Notably, researchers found minimal overlap between the two biomarkers, with only 6% of participants testing positive for both. GFAP positivity was strongly linked to heart disease (odds ratio 4.14, 95% CI 1.31–13.10), indicating GFAP-positive individuals had roughly four times higher odds of reporting a cardiac history, pointing to a potential association with vascular-related cognitive impairment, while p-tau217 showed no such relationship.

The team also found strong agreement between capillary and venous biomarker measurements (r = 0.71–0.79 across diagnostic subgroups, including cognitively healthy and dementia participants), supporting the validity of the home-based method. Eighty percent of participants completed the test independently, and nearly all (96%) indicated they would be willing to use it as part of routine healthcare, though stated willingness does not necessarily translate to successful independent use, as the 20% requiring assistance demonstrates.

At-Home Alzheimer’s Triage Implications

The findings support capillary p-tau217, particularly when combined with computerized cognitive testing, as a scalable, remote triage tool for identifying individuals at the highest risk of AD-related impairment, while GFAP may provide additional insight into vascular-related cognitive decline.

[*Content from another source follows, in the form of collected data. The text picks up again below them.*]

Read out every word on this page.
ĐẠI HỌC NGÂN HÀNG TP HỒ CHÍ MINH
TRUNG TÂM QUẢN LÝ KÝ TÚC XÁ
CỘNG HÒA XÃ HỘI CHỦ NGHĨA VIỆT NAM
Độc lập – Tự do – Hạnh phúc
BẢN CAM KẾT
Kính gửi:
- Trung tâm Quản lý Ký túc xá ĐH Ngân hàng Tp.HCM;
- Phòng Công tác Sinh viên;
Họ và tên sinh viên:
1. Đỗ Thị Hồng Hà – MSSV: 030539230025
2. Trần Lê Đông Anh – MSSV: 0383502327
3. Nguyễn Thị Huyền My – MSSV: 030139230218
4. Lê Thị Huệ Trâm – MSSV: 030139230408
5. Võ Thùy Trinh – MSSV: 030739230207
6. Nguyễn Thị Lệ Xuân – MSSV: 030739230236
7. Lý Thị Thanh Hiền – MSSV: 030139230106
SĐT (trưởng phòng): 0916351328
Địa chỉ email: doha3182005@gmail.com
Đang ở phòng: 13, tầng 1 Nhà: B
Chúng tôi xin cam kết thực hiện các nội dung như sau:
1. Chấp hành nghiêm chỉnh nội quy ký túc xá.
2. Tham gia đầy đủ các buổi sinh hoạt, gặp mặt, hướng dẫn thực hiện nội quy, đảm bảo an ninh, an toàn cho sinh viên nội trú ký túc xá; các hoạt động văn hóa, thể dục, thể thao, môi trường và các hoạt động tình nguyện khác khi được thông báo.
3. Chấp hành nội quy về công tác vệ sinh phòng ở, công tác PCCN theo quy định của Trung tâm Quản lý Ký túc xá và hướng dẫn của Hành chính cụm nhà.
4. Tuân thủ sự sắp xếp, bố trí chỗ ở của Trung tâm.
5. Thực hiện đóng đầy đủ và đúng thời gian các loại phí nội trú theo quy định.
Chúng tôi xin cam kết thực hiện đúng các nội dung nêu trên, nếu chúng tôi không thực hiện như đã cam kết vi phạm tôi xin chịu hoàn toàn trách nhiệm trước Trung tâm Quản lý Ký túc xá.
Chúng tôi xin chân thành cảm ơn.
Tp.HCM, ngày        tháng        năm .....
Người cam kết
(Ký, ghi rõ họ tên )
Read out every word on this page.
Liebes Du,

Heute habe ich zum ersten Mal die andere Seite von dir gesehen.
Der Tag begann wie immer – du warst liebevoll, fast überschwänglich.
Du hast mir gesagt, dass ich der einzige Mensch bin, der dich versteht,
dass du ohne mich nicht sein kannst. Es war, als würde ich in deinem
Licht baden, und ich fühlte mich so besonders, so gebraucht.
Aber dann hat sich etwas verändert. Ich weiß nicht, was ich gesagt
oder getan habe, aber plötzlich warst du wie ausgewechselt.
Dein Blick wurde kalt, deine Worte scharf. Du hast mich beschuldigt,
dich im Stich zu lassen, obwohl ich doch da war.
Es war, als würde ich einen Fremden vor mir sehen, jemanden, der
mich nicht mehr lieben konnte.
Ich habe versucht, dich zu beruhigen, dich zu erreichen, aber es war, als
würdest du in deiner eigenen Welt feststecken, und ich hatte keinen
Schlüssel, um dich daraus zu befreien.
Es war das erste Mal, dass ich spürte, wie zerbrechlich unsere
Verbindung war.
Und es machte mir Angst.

The study showed strong agreement between capillary and venous biomarkers and validated the use of self-collected home samples, reinforcing the feasibility of this approach outside clinical settings. High patient acceptability further supports real-world implementation. Rather than diagnosing disease, this approach could enable earlier risk stratification and improve clinical pathways. It may also streamline clinical trial recruitment, where screen failure rates in preclinical AD trials currently reach as high as 90%.

Future studies should validate findings in independent and more diverse cohorts, benchmark against amyloid and tau PET imaging, assess longitudinal predictive value, and refine self-testing instructions (since 20% of participants required assistance) to integrate this strategy into primary care and research settings.

Readers should also note that commercial immunoassay platforms were used in this work, and funding and competing-interest disclosures should be reviewed in the original publication.